La pista russa è stata congelata mentre sono rispuntati gli arabi guidati da Al Falasi.


----------



## danjr (27 Maggio 2018)

Admin ha scritto:


> Come riportato da La Repubblica in edicola oggi, 27 maggio 2017, Yonghong Li, nonostante sia accerchiato, ha appena rifiutato una proposta da 450 milioni di euro, per rilevare il Milan. *Li non vuole scendere sotto i 750 milioni di euro*. Ed ha rifiutato anche un'altra offerta, con la quale sarebbe rimasto *socio di minoranza*. Li aspetta tempi migliori per vendere, ed anche una eventuale quotazione in borsa. Ma il club va a picco.
> 
> Il club è nel caso. *Fininvest* non ha intenzione di pagare l'eventuale multa mentre il Milan è diviso in *due fazioni*: ieri c'è stata una *riunione tra Fassone, Patuano e Scaroni* che studiano il modo per isolare i *cinesi i* quali, invece, non vogliono cedere il Milan ma, anzi, rastrellare soldi nella loro patria o negli Emirati Arabi per provare a tamponare la falla. E c'è un nome nuovo, dopo quelli di Bee e Li: un tale* Xia*, disposto ad investire 250 milioni di euro.
> 
> La pista russa è stata congelata mentre sono rispuntati gli arabi guidati da Al Falasi.

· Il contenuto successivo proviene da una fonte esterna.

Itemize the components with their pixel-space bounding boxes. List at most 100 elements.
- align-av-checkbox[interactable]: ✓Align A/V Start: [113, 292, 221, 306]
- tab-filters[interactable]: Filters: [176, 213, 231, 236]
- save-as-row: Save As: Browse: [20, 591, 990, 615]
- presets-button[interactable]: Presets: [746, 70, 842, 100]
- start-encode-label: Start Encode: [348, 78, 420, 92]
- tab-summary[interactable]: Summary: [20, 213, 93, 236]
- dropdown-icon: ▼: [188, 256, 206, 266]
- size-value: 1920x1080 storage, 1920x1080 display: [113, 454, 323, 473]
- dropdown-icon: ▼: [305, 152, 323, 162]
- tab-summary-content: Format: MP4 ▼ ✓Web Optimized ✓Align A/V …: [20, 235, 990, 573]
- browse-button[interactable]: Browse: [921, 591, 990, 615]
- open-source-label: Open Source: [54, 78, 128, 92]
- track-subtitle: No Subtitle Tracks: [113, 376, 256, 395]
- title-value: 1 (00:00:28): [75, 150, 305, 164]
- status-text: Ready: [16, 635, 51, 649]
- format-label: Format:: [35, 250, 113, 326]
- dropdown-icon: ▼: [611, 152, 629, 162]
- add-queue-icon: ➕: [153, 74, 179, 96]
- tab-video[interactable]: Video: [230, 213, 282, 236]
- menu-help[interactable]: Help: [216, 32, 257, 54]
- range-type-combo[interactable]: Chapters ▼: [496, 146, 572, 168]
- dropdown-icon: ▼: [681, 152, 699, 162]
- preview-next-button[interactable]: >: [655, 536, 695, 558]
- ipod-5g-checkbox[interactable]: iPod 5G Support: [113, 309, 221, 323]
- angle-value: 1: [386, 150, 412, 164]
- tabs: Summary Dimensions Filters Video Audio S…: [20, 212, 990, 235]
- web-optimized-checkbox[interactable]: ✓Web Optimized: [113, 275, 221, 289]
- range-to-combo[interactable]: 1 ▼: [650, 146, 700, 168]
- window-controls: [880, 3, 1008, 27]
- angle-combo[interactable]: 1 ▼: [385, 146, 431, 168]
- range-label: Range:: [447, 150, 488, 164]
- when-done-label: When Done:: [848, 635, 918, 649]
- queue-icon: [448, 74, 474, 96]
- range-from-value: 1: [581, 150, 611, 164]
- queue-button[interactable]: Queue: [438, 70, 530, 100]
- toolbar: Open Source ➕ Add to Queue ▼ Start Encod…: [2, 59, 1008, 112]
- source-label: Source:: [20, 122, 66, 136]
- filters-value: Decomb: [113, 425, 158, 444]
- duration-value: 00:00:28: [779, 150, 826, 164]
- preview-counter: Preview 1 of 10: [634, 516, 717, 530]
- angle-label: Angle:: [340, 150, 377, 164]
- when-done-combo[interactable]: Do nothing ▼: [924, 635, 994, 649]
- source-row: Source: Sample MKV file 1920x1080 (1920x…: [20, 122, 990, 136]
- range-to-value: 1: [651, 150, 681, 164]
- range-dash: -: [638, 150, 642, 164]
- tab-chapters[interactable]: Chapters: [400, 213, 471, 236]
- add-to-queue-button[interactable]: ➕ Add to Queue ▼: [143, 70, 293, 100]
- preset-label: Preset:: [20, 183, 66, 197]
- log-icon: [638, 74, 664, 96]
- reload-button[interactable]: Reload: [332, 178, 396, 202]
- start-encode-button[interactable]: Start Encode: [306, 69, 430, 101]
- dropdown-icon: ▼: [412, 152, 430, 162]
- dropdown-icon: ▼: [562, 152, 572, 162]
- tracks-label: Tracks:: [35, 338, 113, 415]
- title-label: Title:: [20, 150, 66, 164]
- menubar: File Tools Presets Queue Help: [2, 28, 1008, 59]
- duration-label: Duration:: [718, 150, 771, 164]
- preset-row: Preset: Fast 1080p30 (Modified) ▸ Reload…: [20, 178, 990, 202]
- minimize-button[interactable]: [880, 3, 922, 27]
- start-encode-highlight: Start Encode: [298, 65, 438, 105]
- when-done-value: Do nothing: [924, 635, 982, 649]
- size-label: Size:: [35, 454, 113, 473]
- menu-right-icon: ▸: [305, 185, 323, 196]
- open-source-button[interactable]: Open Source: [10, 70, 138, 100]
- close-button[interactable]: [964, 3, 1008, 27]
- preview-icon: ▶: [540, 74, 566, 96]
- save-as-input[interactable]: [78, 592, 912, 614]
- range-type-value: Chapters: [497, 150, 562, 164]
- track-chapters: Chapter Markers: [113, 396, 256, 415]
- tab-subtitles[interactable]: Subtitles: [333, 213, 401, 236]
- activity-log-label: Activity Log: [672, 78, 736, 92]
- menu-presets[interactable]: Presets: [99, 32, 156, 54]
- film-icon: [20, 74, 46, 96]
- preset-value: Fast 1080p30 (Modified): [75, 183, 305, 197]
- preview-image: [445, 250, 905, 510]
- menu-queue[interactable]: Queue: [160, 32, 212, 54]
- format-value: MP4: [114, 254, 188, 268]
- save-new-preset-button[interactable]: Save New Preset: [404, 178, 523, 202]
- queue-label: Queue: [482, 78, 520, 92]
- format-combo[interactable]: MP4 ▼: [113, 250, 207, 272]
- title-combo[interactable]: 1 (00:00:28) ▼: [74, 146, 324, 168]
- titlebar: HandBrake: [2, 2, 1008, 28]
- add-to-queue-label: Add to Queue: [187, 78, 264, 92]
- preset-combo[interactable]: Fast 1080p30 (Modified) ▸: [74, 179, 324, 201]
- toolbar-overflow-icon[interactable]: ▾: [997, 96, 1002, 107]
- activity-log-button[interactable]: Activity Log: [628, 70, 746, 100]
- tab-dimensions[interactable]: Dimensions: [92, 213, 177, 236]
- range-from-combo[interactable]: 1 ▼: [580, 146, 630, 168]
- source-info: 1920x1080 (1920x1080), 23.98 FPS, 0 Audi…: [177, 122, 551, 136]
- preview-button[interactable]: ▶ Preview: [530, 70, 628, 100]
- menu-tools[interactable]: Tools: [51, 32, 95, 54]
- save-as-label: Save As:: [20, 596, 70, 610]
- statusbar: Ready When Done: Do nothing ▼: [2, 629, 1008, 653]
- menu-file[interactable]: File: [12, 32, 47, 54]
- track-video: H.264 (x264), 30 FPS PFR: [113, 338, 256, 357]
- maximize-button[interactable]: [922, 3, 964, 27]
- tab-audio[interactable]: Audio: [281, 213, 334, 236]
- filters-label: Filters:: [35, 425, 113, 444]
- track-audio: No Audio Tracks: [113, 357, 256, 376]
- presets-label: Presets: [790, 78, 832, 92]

Che schifo questa società, che schifo. Prego perch la UEFA ci dia almeno 4 anni di squalifica e la FIGC minacci l'iscrizione al campionato


----------



## MaschioAlfa (27 Maggio 2018)

Come avvoltoi sulla Nostra carcassa


----------



## Love (27 Maggio 2018)

danjr ha scritto:


> Che schifo questa società, che schifo. Prego perch la UEFA ci dia almeno 4 anni di squalifica e la FIGC minacci l'iscrizione al campionato



e che concludi scusa...4 anni di esclusione dalle coppe...ma sei folle...sei o non sei tifoso del Milan...


----------



## danjr (27 Maggio 2018)

Love ha scritto:


> e che concludi scusa...4 anni di esclusione dalle coppe...ma sei folle...sei o non sei tifoso del Milan...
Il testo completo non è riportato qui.